El recibimiento lo dio el aire, el crepúsculo matutino:
rosado, oloroso, lleno de luz. Dejó la maleta sobre la mesa, corrió las
cortinas transparentes y abrió de par en par la puerta. Un efluvio marino
inundó el recinto que de ahora en adelante será su guarida. Allí nadie
sabe quién es ni de dónde viene, ni el por qué refugiarse en aquella casa
tan apartada. En algunos momentos había soñado con un lugar así. Ahora
sólo se dedicaría a esperar. Sin sentimientos dominantes, todo el cuerpo
concentrado en el corazón y la memoria. Las opciones quizá sean muchas,
aunque por el momento nada más que la línea interminable del horizonte
y el sonido del río. Iniciar la lección de la espera, la sabiduría del
tiempo y la cura milagrosa.
Súbitamente el clima pareció cambiar: un leve nubarrón
se formaba a lo lejos ensuciando el cielo. La frase apareció haciendo un
leve eco, luchando por ser escuchada, abriéndose paso entre todas las ideas
y emociones que se agolpaban a un tiempo. Sacudió la cabeza con fuerza
para ahuyentarla de su mente. Esperó largo rato o quizá sólo unos instantes.
Recordó que no había comido nada. Abandonó la terraza y revisó en derredor.
Era exactamente como lo imaginó tiempo atrás: una habitación austera con
banquillos, sillas y una mesa rectangular, transmitiendo cierta calidez.

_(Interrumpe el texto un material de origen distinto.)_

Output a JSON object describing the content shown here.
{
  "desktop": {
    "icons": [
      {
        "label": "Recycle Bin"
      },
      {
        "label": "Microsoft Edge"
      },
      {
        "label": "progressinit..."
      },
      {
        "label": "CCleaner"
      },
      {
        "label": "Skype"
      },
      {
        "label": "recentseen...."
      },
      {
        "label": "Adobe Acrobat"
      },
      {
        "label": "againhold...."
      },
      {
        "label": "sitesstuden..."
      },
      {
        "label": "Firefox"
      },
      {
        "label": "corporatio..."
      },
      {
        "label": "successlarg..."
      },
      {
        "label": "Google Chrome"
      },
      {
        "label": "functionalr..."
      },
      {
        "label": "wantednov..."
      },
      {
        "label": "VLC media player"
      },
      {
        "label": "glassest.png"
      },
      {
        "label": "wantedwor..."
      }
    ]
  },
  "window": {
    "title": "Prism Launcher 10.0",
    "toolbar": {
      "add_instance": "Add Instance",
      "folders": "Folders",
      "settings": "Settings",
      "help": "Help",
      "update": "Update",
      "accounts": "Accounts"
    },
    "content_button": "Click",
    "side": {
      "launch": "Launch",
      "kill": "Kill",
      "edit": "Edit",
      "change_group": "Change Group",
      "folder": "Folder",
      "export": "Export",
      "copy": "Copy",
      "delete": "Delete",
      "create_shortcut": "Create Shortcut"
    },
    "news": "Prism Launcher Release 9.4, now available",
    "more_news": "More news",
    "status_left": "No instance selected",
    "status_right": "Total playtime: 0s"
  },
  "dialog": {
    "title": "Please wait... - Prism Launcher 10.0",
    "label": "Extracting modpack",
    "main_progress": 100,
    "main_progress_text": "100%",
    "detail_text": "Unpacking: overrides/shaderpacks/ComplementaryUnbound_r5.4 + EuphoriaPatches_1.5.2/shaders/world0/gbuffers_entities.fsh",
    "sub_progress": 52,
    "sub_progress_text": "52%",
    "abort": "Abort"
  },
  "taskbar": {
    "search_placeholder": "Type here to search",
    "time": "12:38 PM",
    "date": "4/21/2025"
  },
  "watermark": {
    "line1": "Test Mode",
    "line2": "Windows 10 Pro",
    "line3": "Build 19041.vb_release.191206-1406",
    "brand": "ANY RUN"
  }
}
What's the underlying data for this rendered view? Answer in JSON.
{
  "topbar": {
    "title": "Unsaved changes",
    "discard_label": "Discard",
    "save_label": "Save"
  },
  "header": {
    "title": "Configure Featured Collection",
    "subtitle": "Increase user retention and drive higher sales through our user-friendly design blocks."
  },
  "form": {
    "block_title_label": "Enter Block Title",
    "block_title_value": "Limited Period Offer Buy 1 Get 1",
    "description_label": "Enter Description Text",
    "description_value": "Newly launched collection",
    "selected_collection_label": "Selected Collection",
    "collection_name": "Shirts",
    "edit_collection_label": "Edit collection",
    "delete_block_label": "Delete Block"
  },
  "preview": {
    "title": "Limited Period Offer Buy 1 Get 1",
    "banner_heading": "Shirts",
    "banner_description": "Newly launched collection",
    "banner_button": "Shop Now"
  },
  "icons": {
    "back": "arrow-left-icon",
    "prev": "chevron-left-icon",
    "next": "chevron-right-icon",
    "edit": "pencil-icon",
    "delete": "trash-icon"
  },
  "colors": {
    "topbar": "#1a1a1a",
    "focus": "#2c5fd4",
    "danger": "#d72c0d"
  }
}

Fue a buscar la cocina. Lo suficientemente amplia, como le gustan. Equipada
con lo indispensable, una mesita y dos bancos, una vieja estufa de gas,
un pequeño frigorífico empotrado en la pared. El color blanco y azul vestía
las habitaciones. Dio una vuelta por la casa, llevó la maleta a la habitación
de arriba, desempacaría más tarde. Tomó su mantilla y salió.
Ella recostada sobre la cama. Contemplarla desnuda era
su mayor deleite, sobre todo cuando dormía; ver ese rostro inocente plácidamente
hundido en sus sueños de infancia. Soñar la infancia: ignoraba por qué.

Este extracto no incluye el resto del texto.